Les commentaires parlent de la durée du film comme les collègues à la machine à café qui se refusent à regarder une série car trop de saisons. C'est critiquer par ennui puisque personne ne les oblige à regarder.
De mon côté, passionné par les cultures amérindiennes, j'ai adoré le livre dont il est adapté, la Note américaine. J'espère que le film ce fera sensible à la culture Osage car finalement la création du FBI n'est pas le sujet clé du livre.
Par contre, je suis curieux de voir quelle sera la fin du film, est ce qu'ils vont se caler sur la vraie fin du livre et dans ce cas je vois mal les 3h2o et quelque être acceptées par les spectateurs lambdas "tout ça pour ça", ou vont-ils prendre le risque de trancher et terminer par une fin qu'ils jugent plausible ?

GTB
22/05/2023 à 13:27

@Chris > "3h de film pour un blockbuster (fut il mauvais) resteront toujours plus agréables que 3h de blabla lénifiant pour le spectateur moyen."
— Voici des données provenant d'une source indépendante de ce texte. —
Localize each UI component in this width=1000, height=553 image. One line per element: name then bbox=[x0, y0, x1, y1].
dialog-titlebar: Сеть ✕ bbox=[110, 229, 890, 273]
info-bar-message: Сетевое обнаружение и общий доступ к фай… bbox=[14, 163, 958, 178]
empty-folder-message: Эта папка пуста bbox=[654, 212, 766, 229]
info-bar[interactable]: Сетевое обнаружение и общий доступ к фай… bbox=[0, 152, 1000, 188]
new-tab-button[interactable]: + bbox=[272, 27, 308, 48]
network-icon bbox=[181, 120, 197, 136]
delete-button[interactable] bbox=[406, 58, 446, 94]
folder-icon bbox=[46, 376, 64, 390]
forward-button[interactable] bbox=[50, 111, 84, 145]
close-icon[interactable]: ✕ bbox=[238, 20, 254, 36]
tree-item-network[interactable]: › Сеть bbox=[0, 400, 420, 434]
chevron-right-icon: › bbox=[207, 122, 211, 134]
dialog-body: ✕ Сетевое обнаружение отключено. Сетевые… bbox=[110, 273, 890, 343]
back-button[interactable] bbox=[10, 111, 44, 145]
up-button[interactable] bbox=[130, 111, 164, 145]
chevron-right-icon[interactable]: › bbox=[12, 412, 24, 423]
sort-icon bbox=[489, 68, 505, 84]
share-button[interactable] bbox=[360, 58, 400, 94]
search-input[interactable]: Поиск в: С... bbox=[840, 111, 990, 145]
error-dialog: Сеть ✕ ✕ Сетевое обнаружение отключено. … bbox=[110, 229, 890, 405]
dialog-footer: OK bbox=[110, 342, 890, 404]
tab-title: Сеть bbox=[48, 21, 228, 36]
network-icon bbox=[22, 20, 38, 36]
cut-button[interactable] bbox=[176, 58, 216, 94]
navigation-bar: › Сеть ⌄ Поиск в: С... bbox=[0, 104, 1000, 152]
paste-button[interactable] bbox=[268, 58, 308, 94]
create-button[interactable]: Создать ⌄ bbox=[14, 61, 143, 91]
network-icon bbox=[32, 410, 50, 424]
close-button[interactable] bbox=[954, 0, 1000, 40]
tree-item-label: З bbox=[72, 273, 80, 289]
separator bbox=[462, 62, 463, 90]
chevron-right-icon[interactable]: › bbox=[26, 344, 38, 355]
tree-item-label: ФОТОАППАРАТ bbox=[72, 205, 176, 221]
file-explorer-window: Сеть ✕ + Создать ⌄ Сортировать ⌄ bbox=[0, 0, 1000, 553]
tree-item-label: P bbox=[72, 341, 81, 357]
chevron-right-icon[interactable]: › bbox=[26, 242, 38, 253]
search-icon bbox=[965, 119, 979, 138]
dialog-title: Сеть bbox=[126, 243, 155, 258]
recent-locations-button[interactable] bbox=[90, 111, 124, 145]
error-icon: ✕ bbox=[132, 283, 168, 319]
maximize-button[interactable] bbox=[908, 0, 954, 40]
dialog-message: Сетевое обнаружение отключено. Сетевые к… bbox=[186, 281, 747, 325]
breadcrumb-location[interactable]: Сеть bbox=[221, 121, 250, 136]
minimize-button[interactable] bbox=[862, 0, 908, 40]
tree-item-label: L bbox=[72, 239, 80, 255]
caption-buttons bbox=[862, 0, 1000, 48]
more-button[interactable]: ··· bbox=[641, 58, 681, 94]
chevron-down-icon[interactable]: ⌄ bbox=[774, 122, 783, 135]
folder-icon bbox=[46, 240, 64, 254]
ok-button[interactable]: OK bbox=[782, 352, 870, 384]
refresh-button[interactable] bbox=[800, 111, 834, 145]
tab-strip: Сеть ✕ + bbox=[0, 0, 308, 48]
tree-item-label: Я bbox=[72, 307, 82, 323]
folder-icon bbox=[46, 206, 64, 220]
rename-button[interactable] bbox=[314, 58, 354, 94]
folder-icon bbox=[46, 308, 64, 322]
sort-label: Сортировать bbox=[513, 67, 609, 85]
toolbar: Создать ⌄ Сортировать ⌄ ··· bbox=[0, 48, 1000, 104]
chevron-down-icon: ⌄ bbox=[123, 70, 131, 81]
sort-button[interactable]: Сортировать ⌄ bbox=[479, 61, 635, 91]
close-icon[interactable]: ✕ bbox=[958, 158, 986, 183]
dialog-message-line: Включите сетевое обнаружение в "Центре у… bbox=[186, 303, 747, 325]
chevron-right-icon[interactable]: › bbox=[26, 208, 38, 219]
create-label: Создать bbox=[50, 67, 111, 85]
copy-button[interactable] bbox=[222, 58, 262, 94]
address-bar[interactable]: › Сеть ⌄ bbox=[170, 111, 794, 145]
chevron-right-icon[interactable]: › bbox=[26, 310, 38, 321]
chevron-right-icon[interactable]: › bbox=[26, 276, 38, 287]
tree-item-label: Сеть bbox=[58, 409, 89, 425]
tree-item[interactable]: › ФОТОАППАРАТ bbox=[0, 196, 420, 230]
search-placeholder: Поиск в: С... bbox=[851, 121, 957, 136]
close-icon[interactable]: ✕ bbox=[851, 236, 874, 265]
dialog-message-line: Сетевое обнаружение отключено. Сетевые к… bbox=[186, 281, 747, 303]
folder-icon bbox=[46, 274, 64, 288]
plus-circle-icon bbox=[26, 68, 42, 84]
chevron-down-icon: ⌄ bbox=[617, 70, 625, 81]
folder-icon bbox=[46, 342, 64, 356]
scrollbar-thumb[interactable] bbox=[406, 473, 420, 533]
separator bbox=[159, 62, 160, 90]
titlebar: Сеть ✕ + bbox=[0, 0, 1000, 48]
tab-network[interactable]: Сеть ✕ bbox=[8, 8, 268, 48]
C'est donc que la durée n'est pas le problème. Et c'est vrai dans les 2 sens...moi rien que les trailers de 2min de la plupart des blockbusters arrivent à m'ennuyer. Ce qui est quand même un sacré exploit pour du divertissement.

Moi numéro 2
22/05/2023 à 12:00

Enfin du vrai cinéma. Marre de toute la merde qu'on produit aujourdh'ui.

Flash
21/05/2023 à 22:04

Chris11@ "3h de blabla lénifiant pour le spectateur "
Ah, tout à vu le film, pour affirmer ce genre de choses ?

Chris11
21/05/2023 à 22:00

@GTB : 3h de film pour un blockbuster (fut il mauvais) resteront toujours plus agréables que 3h de blabla lénifiant pour le spectateur moyen.
Pour Nolan, Dunkerque et Tenet ne font clairement pas partie des mes films favoris chez lui mais ça reste très bien fait. J'attends comme toi beaucoup du prochain.

GTB
21/05/2023 à 21:15

@Chris11> "3h26, ce sera sans moi, et je pense que c'est le but : décourager les gens à aller voir ce film"

Les 3h05 d'Avengers Endgame et 3h15 d'Avatar 2 n'ont pas eut l'air de décourager...sans parler du fait que les gens bouffent des séries de 8 à 12 heures en un week-end donc bon...Killer ne fera pas des masses de recettes mais ça ne sera pas dû à sa durée.

Quant Nolan, ça fait 2,5 films que je le trouve particulièrement décevant. Oppenheimer sera un peu ma dernière tentative de réconciliation.

Chris11
21/05/2023 à 20:56

C'est un Scorsese, il est simplement impossible qu'un media quelconque trouve ses films mauvais quand bien même ils le seraient (coucou, The Irishman).
3h26, ce sera sans moi, et je pense que c'est le but : décourager les gens à aller voir ce film et venir pleurer après que "oh la la, le vrai cinéma souffre et qu'est ce que c'était mieux avant". Marvel enchaine les bouses, et les vieux réalisateurs s'encroûtent dans leur propre caricature. Dans ce match, je m'éclipse et je vais du côté de Nolan et Villeneuve.

Flash
21/05/2023 à 20:43

Redwan78@ Un entracte ? Sérieusement ? Quelle mauvaise idée.
Pour le coup, c’est vraiment un moyen de me faire sortir du film.

redwan78
21/05/2023 à 20:18

Ils ont l'intention de remettre en place les entractes pk 3H26. Le film va être long. En général, un bon Scorsese est plus court . Irishman durait 3H30, le loup de Wall Street 3H. Au bout d'un moment, on finit par décrocher et difficile de se replonger dans l'histoire.